Tissue Culture Flashcards
(31 cards)
DMEM constituents (5)
10% fetal bovine serum (helps cells grow), glutamine (GF), 1% sodium pyruvate (carbon), 1% penstrep and phenyl-red (indicator).
Culture protocol
- Wash cells in PBS (wash media, which contains alpha 1-antitrypsin and would stop the trypsin from working).
- trypsin (proteolytic enzyme)
- incubate
- 8ml media
- Split 1:5 - 2ml + 8ml in each.
Miniprep does what
Remove plasmid from bacterial cell in prep for transfections
Method of mini prep used
Alkaline lysis
Alkaline lysis protocol
E.coli colonies grown and picked, grown in kanamycin enriched broth. This inhibits the growth of any other bacteria in the culture as they lack protein needed to grow.

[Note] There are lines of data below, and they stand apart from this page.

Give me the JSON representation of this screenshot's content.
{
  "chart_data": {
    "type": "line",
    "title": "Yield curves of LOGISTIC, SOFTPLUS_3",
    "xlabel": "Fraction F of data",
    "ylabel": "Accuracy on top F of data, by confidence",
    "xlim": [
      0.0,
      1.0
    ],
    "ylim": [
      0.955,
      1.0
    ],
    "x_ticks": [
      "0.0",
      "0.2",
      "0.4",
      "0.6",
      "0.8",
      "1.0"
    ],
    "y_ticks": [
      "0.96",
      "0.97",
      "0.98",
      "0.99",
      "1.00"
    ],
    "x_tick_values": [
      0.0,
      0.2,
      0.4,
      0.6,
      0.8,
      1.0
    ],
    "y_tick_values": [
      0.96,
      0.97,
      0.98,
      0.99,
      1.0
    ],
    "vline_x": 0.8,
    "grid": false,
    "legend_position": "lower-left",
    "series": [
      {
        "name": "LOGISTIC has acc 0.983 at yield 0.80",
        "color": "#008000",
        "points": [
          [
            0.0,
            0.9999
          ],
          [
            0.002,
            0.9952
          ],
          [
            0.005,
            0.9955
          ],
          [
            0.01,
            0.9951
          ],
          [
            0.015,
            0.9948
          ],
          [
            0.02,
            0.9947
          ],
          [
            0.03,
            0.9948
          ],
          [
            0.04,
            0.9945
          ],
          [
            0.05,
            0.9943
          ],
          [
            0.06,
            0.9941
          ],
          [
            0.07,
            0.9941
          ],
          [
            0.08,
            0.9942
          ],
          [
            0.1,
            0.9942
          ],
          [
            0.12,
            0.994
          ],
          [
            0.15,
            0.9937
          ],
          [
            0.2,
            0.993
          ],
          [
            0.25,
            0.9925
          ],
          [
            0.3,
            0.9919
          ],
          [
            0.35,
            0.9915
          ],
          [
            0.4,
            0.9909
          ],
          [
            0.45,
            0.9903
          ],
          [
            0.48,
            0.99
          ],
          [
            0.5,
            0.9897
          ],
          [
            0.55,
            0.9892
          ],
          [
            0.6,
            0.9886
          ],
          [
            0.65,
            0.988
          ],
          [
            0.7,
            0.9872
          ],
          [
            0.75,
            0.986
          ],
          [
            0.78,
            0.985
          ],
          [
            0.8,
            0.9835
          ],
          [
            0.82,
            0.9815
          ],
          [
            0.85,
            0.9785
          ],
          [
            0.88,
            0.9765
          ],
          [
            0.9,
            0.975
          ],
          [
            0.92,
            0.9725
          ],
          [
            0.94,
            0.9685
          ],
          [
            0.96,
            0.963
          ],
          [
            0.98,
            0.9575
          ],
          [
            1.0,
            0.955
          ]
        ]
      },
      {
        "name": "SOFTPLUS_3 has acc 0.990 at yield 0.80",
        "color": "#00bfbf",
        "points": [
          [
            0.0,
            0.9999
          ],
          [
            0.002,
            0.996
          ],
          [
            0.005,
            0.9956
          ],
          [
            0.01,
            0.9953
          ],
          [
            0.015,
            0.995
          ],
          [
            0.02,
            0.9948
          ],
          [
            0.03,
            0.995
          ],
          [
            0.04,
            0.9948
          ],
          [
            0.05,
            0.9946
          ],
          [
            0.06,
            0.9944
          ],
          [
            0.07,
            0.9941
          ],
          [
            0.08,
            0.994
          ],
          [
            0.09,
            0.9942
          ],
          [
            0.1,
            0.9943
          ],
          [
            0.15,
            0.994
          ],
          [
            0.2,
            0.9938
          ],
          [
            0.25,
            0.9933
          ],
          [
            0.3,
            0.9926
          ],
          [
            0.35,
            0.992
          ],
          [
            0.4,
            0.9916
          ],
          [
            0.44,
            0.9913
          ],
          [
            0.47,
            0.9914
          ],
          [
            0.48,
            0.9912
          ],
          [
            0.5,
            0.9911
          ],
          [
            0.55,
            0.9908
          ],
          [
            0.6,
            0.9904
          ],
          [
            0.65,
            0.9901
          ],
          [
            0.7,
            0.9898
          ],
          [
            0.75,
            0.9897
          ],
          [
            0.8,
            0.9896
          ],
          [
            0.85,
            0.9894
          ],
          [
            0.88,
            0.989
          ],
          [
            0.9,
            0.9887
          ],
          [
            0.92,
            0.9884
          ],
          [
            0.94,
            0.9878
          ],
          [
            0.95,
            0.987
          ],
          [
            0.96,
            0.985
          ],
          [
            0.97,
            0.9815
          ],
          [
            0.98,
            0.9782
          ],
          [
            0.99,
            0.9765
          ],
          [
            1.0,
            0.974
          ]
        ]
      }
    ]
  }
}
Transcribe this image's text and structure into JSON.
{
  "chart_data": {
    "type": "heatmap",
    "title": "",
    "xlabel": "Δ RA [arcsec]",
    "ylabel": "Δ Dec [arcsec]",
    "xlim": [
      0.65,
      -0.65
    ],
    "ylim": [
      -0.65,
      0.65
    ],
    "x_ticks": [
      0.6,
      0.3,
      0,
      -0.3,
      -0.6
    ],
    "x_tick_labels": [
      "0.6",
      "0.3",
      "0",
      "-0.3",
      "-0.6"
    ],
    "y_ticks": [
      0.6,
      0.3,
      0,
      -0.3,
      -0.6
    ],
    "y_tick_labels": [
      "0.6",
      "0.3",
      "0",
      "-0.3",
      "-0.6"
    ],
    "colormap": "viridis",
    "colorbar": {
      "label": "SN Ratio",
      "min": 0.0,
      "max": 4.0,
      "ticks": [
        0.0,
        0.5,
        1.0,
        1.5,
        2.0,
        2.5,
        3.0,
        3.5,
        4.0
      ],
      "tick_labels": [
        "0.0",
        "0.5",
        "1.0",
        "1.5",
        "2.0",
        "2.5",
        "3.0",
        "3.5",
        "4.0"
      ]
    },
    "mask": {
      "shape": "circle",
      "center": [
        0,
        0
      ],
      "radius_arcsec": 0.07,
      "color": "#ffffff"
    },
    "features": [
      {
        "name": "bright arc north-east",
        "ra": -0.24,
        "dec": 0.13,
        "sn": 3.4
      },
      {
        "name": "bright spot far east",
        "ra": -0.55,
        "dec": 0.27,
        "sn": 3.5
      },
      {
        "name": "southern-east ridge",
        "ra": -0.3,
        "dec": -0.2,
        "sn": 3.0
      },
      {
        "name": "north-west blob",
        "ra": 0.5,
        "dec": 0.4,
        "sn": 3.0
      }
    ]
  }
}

Cells then lysed with alkaline buffer (containing strong base and a detergent) and centrifuged to separate.
Alkaline lysis solution I - Re-suspension
Glucose - maintains osmotic pressure
TRIS acts as buffer
EDTA - chelates Ca and Mg which are divalent cations required by DNAses and destabilises the cell membrane.
Primes for soln 2.
Alkaline lysis solution II - Lysis
NaOH - disrupts H bonds and makes ssDNA.
SDS - solubilises the proteins. This solution lyses the cells.
Alkaline lysis solution III - Neutralisation
Potassium acetate - decreases alkalinity, renatures plasmid DNA.

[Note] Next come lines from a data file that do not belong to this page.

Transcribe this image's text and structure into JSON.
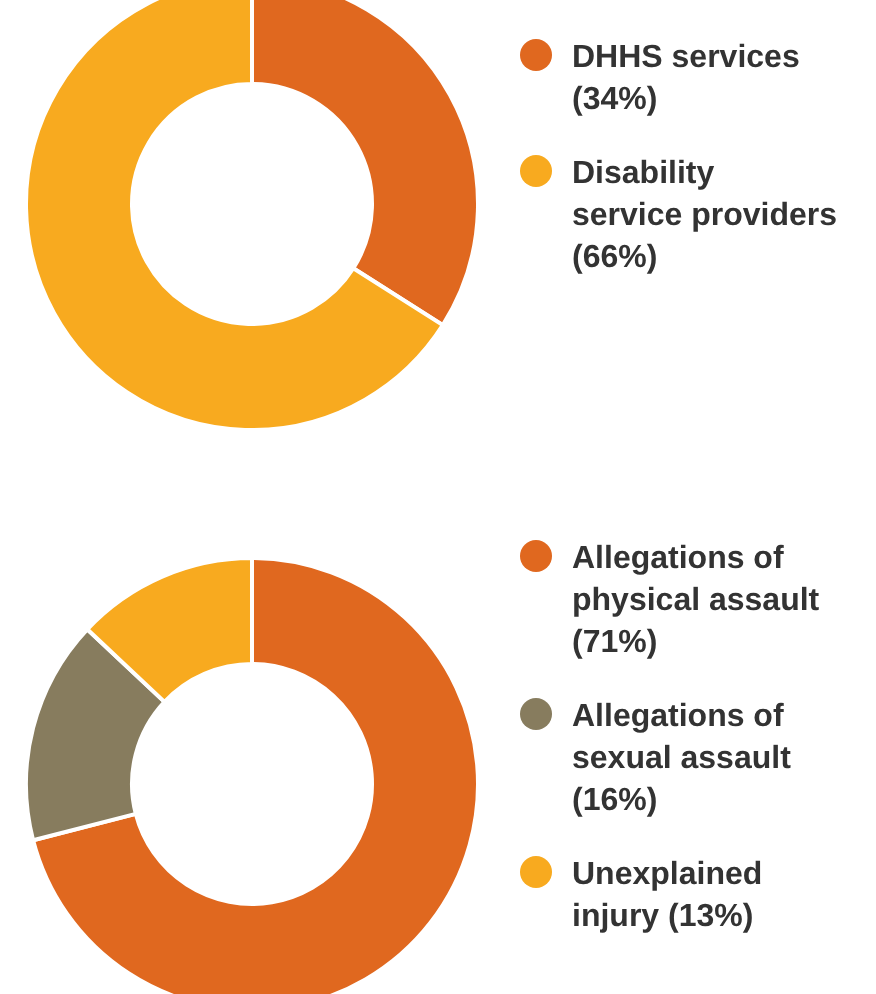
{
  "chart_data": [
    {
      "type": "donut",
      "categories": [
        "DHHS services",
        "Disability service providers"
      ],
      "values": [
        34,
        66
      ],
      "value_labels": [
        "(34%)",
        "(66%)"
      ],
      "colors": [
        "#e0681f",
        "#f8aa1f"
      ],
      "legend": "right"
    },
    {
      "type": "donut",
      "categories": [
        "Allegations of physical assault",
        "Allegations of sexual assault",
        "Unexplained injury"
      ],
      "values": [
        71,
        16,
        13
      ],
      "value_labels": [
        "(71%)",
        "(16%)",
        "(13%)"
      ],
      "colors": [
        "#e0681f",
        "#877c5e",
        "#f8aa1f"
      ],
      "legend": "right"
    }
  ]
}
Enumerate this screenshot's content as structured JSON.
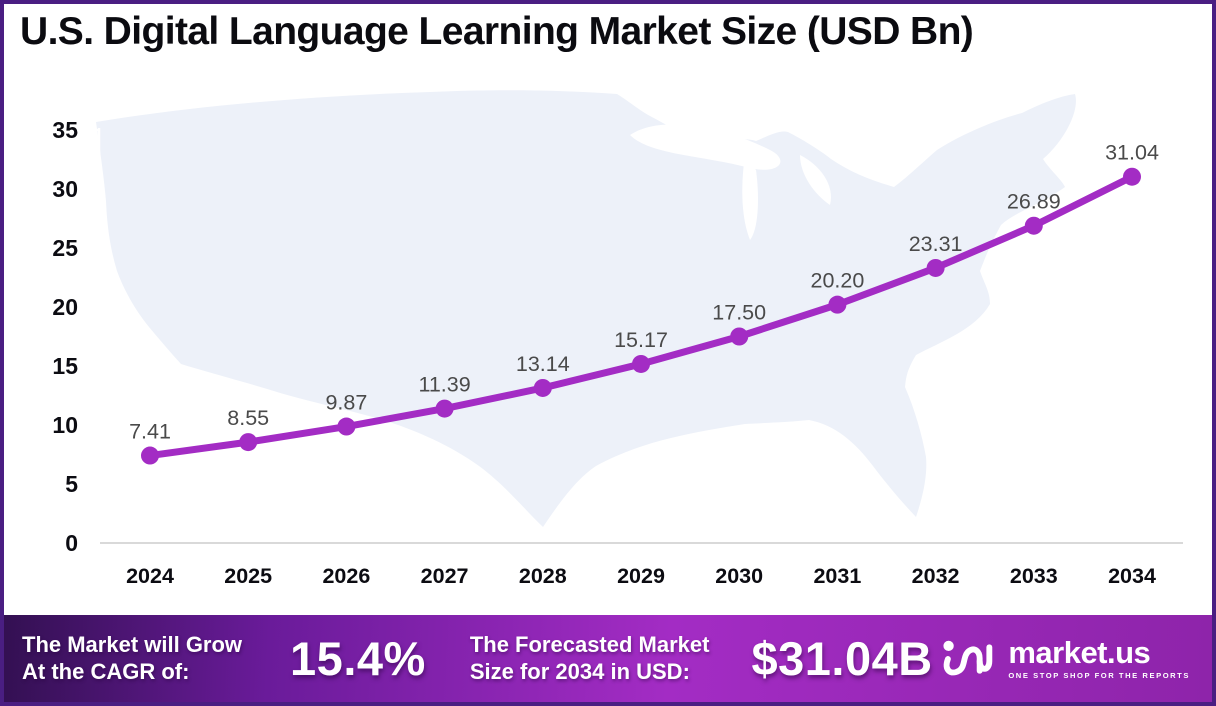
{
  "title": "U.S. Digital Language Learning Market Size (USD Bn)",
  "chart_data": {
    "type": "line",
    "title": "U.S. Digital Language Learning Market Size (USD Bn)",
    "categories": [
      "2024",
      "2025",
      "2026",
      "2027",
      "2028",
      "2029",
      "2030",
      "2031",
      "2032",
      "2033",
      "2034"
    ],
    "series": [
      {
        "name": "U.S. Digital Language Learning Market Size (USD Bn)",
        "values": [
          7.41,
          8.55,
          9.87,
          11.39,
          13.14,
          15.17,
          17.5,
          20.2,
          23.31,
          26.89,
          31.04
        ]
      }
    ],
    "xlabel": "",
    "ylabel": "",
    "ylim": [
      0,
      35
    ],
    "y_axis_ticks": [
      0,
      5,
      10,
      15,
      20,
      25,
      30,
      35
    ],
    "grid": false,
    "legend": false,
    "line_color": "#A32CC4",
    "marker_color": "#A32CC4",
    "data_label_color": "#4A4A4A",
    "axis_label_color": "#0C0C12",
    "baseline_color": "#D9D9D9",
    "background_map_color": "#EDF1F9"
  },
  "banner": {
    "cagr_label_line1": "The Market will Grow",
    "cagr_label_line2": "At the CAGR of:",
    "cagr_value": "15.4%",
    "forecast_label_line1": "The Forecasted Market",
    "forecast_label_line2": "Size for 2034 in USD:",
    "forecast_value": "$31.04B",
    "logo_text": "market.us",
    "logo_tagline": "ONE STOP SHOP FOR THE REPORTS"
  },
  "colors": {
    "frame_border": "#4A1E82",
    "banner_gradient_left": "#331052",
    "banner_gradient_mid": "#A32CC4",
    "banner_gradient_right": "#8E24AA",
    "title_color": "#0B0B10"
  }
}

Glacial acetic acid (keeps pH balance).
dH20 (plasmid DNA dissolves in it).
This is the NEUTRALISATION STEP.
Washing stage - Alkaline Lysis
Isopropanol and ethanol used to wash off salts and clean DNA.
Transfection Protocol
Introduction of foreign DNA into the nucleus of eukaryotic cells. We carry out TRANSIENT TRANSFECTION - genes only expressed for 24-96 hours.
When do we transfect cells and why?
Cells transfected at 40-80% confluencey since actively dividing cells take up DNA better than quiescent cells.
Methods of transfection
Electroporation (+ve charge in membrane allows DNA to cross and become trapped), microinjection (used for stem cells, micromanipulator and microscope used) and lipofection (liposomes fuse to cell membrane and release DNA inside cell. Used in oncology research).
Calcium phosphate transfection (easy and cheap, precipitate taken up into cells. Can’t be used for in vivo transfection.)
DEAE-dextran is a cationic polymer which allows DNA to be taken into cell.
Media used in transfection
Optimem.
Protocol for transfection
Wash cells in PBS
2ml Trypsin, incubate then add 3ml DMEM.
Centrifuge then add 5ml optimem
- Add to electroporation curettes, with GFP DNA and zap.
Add DMEM and put back in a dish for a couple days.
After transfection we
Prepped a cell lysis buffer then lysed the cells.
Cell lysis buffer does what
harvest cell from plate then use buffer to lyse the cells so we can study the proteins.
Lysis buffer contains
Tris HCl (buffer prevents protein denaturation)
Sucrose (osmotic pressure)
EDTA and EGTA (protease inhibitors, prevent oxidative damage)
Sodium fluoride and Sodium Pyrophosphate are also protease inhibitors.
Triton X solubilises the solution and Beta-mercaptoethanol reduces disulphide bridges and loosens the proteins.
Protocol - cell lysates
Make up lysis buffer and add beta mercaptoethanol, then pour this over the cells and scrape them into eppendorf. Centrifuge and retain supernatant.
PCR Protocol
3 steps: Denaturation, Annealing and Extension. Annealing and Extension carried out around 30 times.
Denaturation
DsDNA templates heated up to 95 degrees.
Annealing
Products cooled to 61 degrees, primer 1 anneals to 5’ end and 2 and 3 to 3’ end. 1 and 2 stick to wt DNA and 1 and 3 to mut. DNA.
Extension
heated to 72 degrees - Taq polymerase extends DNA strand by reading strand and recruiting dNTPs.
Visualisation
Sybr safe stain added which binds to the DNA and fluoresces under UV light so results can be visualised. DNA ran on agarose gel - biggest bits of DNA move shortest distance.
Western Blot aim
To determine presence of transfected GFP in COS-7 monkey kidney cells.